Celery is a vegetable that is part of the plant family apiaceae: carrots, parsnips, and some herbs are also in this plant family. Celery stalks are most commonly eaten part of the plant. It can be enjoyed raw as a simple snack with peanut butter, Greek yogurt dip, or hummus. Celery is delicious when chopped and sautéed with carrots and onion to make a flavorful base to soups and stews. The leaves of the celery plant are also quite flavourful and can be creatively incorporated into stir-fry’s or other entrees as an herb!
- Celery is a wonderful source of fibre! Vegetables can contribute a to large percentage of our dietary fibre needs, even ones that are often overlooked nutrition-wise like celery. Fibre is crucial to digestive health and can help promote the feeling of satiety.
- A good source of vitamin K. Vitamin K is important for the maintenance of your immune system, as well as keeping your bones and blood vessels healthy.
- Celery is a source of potassium—an important mineral that keeps your body fluids and blood pressure in balance. Potassium is involved in muscle movement and nerve control as well.
- Celery also contains vitamin A in a form called beta-carotene. Vitamin A is best known for its effect on eyesight and vision, and it also helps to maintain your immune system and other body systems.
- Celery also has a high water content. While water is not a vitamin or mineral, it is needed every day throughout the body to keep your systems balanced. It is very important to stay hydrated, and eating high-moisture foods like celery can help contribute to this.
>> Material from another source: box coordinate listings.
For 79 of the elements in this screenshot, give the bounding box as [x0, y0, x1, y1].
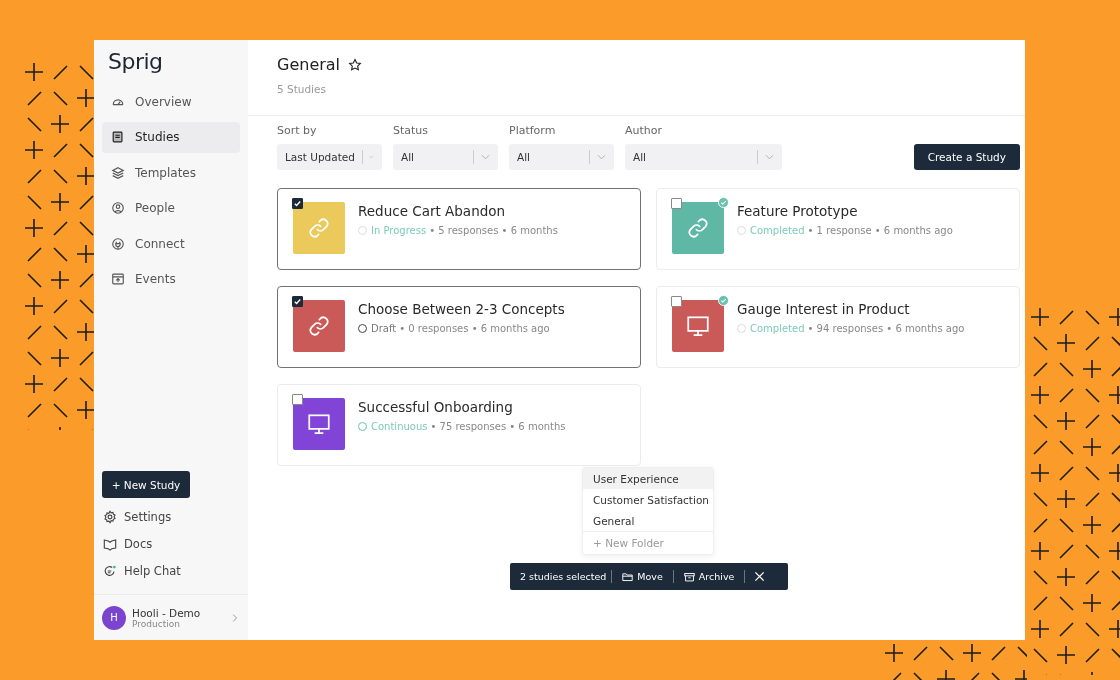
- study-title: Reduce Cart Abandon: [358, 203, 507, 219]
- filter-label: Sort by: [277, 124, 318, 137]
- checkbox[interactable]: [671, 198, 682, 209]
- filter-label: Author: [625, 124, 664, 137]
- settings-icon: [103, 509, 117, 524]
- avatar: H: [102, 605, 126, 630]
- close-icon: [754, 571, 766, 582]
- study-details: • 1 response • 6 months ago: [807, 225, 953, 236]
- move-button[interactable]: Move: [617, 566, 668, 587]
- sidebar-item[interactable]: People: [102, 192, 240, 224]
- study-title: Choose Between 2-3 Concepts: [358, 301, 565, 317]
- study-card[interactable]: Gauge Interest in Product Completed • 94 responses • 6 months ago: [656, 286, 1020, 368]
- sidebar-item[interactable]: Events: [102, 263, 240, 295]
- selection-count: 2 studies selected: [520, 571, 607, 582]
- calendar-icon: [111, 272, 125, 287]
- chevron-icon: [597, 154, 606, 160]
- sidebar-item[interactable]: Connect: [102, 228, 240, 260]
- checkbox[interactable]: [671, 296, 682, 307]
- filter-label: Platform: [509, 124, 557, 137]
- study-status: Draft: [371, 323, 397, 334]
- link-icon: [306, 215, 332, 241]
- link-icon: [685, 215, 711, 241]
- checkbox[interactable]: [292, 198, 303, 209]
- folder-menu-item[interactable]: General: [583, 510, 713, 531]
- account-environment: Production: [132, 618, 181, 629]
- star-icon[interactable]: [348, 57, 363, 72]
- page-title: General: [277, 55, 341, 74]
- chevron-icon: [369, 154, 374, 160]
- chevron-icon: [481, 154, 490, 160]
- filter-dropdown[interactable]: All: [509, 144, 614, 170]
- study-title: Gauge Interest in Product: [737, 301, 911, 317]
- layers-icon: [111, 165, 125, 180]
- study-details: • 5 responses • 6 months: [429, 225, 558, 236]
- archive-button[interactable]: Archive: [678, 566, 740, 587]
- new-study-button[interactable]: + New Study: [102, 471, 190, 498]
- filter-label: Status: [393, 124, 430, 137]
- sidebar-link[interactable]: Help Chat: [94, 557, 248, 584]
- study-title: Feature Prototype: [737, 203, 859, 219]
- logo: Sprig: [107, 48, 164, 76]
- study-card[interactable]: Choose Between 2-3 Concepts Draft • 0 responses • 6 months ago: [277, 286, 641, 368]
- study-status: Completed: [750, 323, 805, 334]
- chevron-icon: [231, 612, 238, 623]
- study-card[interactable]: Feature Prototype Completed • 1 response • 6 months ago: [656, 188, 1020, 270]
- book-open-icon: [103, 536, 117, 551]
- sidebar-link[interactable]: Settings: [94, 503, 248, 530]
- link-icon: [306, 313, 332, 339]
- filter-dropdown[interactable]: All: [625, 144, 782, 170]
- monitor-icon: [306, 411, 332, 437]
- study-details: • 94 responses • 6 months ago: [807, 323, 965, 334]
- sidebar-item[interactable]: Studies: [102, 121, 240, 153]
- person-icon: [111, 201, 125, 216]
- plug-icon: [111, 236, 125, 251]
- sidebar-item[interactable]: Templates: [102, 157, 240, 189]
- account-name: Hooli - Demo: [132, 606, 202, 619]
- archive-icon: [683, 571, 695, 582]
- monitor-icon: [685, 313, 711, 339]
- study-details: • 0 responses • 6 months ago: [399, 323, 550, 334]
- filter-dropdown[interactable]: Last Updated: [277, 144, 382, 170]
- create-study-button[interactable]: Create a Study: [913, 144, 1020, 170]
- folder-icon: [622, 571, 634, 582]
- book-icon: [111, 130, 125, 145]
- study-title: Successful Onboarding: [358, 399, 514, 415]
- study-count: 5 Studies: [277, 83, 327, 95]
- checkbox[interactable]: [292, 296, 303, 307]
- study-details: • 75 responses • 6 months: [430, 421, 566, 432]
- checkbox[interactable]: [292, 394, 303, 405]
- filter-dropdown[interactable]: All: [393, 144, 498, 170]
- study-status: In Progress: [371, 225, 427, 236]
- study-card[interactable]: Reduce Cart Abandon In Progress • 5 responses • 6 months: [277, 188, 641, 270]
- sidebar-link[interactable]: Docs: [94, 530, 248, 557]
- study-card[interactable]: Successful Onboarding Continuous • 75 responses • 6 months: [277, 384, 641, 466]
- study-status: Continuous: [371, 421, 428, 432]
- chevron-icon: [765, 154, 774, 160]
- chat-icon: [103, 563, 117, 578]
- folder-menu-item[interactable]: Customer Satisfaction: [583, 489, 713, 510]
- sidebar-item[interactable]: Overview: [102, 86, 240, 118]
- folder-menu-item[interactable]: User Experience: [583, 468, 713, 489]
- study-status: Completed: [750, 225, 805, 236]
- account-switcher[interactable]: H Hooli - Demo Production: [94, 594, 248, 640]
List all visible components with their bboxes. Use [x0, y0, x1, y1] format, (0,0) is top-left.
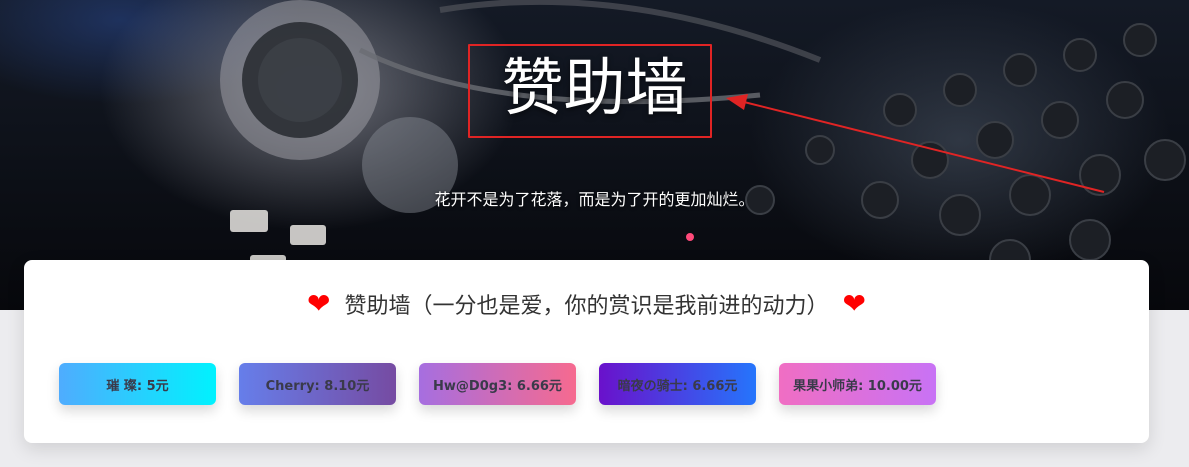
- sponsor-chip[interactable]: Hw@D0g3: 6.66元: [419, 363, 576, 405]
- heart-icon: ❤: [307, 287, 331, 320]
- page-subtitle: 花开不是为了花落，而是为了开的更加灿烂。: [434, 190, 755, 209]
- sponsor-chip[interactable]: 暗夜の骑士: 6.66元: [599, 363, 756, 405]
- page-title: 赞助墙: [501, 51, 688, 124]
- sponsor-chip[interactable]: 果果小师弟: 10.00元: [779, 363, 936, 405]
- sponsor-list: 璀 璨: 5元 Cherry: 8.10元 Hw@D0g3: 6.66元 暗夜の…: [59, 363, 959, 405]
- heart-icon: ❤: [842, 287, 866, 320]
- sponsor-heading-text: 赞助墙（一分也是爱，你的赏识是我前进的动力）: [344, 294, 829, 319]
- sponsor-chip[interactable]: Cherry: 8.10元: [239, 363, 396, 405]
- sponsor-card: ❤ 赞助墙（一分也是爱，你的赏识是我前进的动力） ❤ 璀 璨: 5元 Cherr…: [24, 260, 1149, 443]
- sponsor-chip[interactable]: 璀 璨: 5元: [59, 363, 216, 405]
- sponsor-heading: ❤ 赞助墙（一分也是爱，你的赏识是我前进的动力） ❤: [24, 288, 1149, 320]
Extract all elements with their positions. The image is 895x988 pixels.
Nutritional Value of ½ cup (50 g) Raw Celery
- 8 calories
- 5 g carbohydrate
- 8 g fibre
- 4 g protein
- 1 g fat
- 13% of daily vitamin K requirements
- 5% of daily vitamin A needs
Did You Know
A common piece of gossip about celery is that it is a ‘negative-calorie’ food, as in it takes more energy to chew and digest celery than the amount of calories it provides. While a popular thought, and though celery is a very low-calorie food choice (with only 8 calories per ½ cup), this is not entirely true. A certain portion of calories are burnt through food digestion, but this amount varies per person and is actually only a percentage of the energy that celery provides through calories. The body is a lot more complicated than that!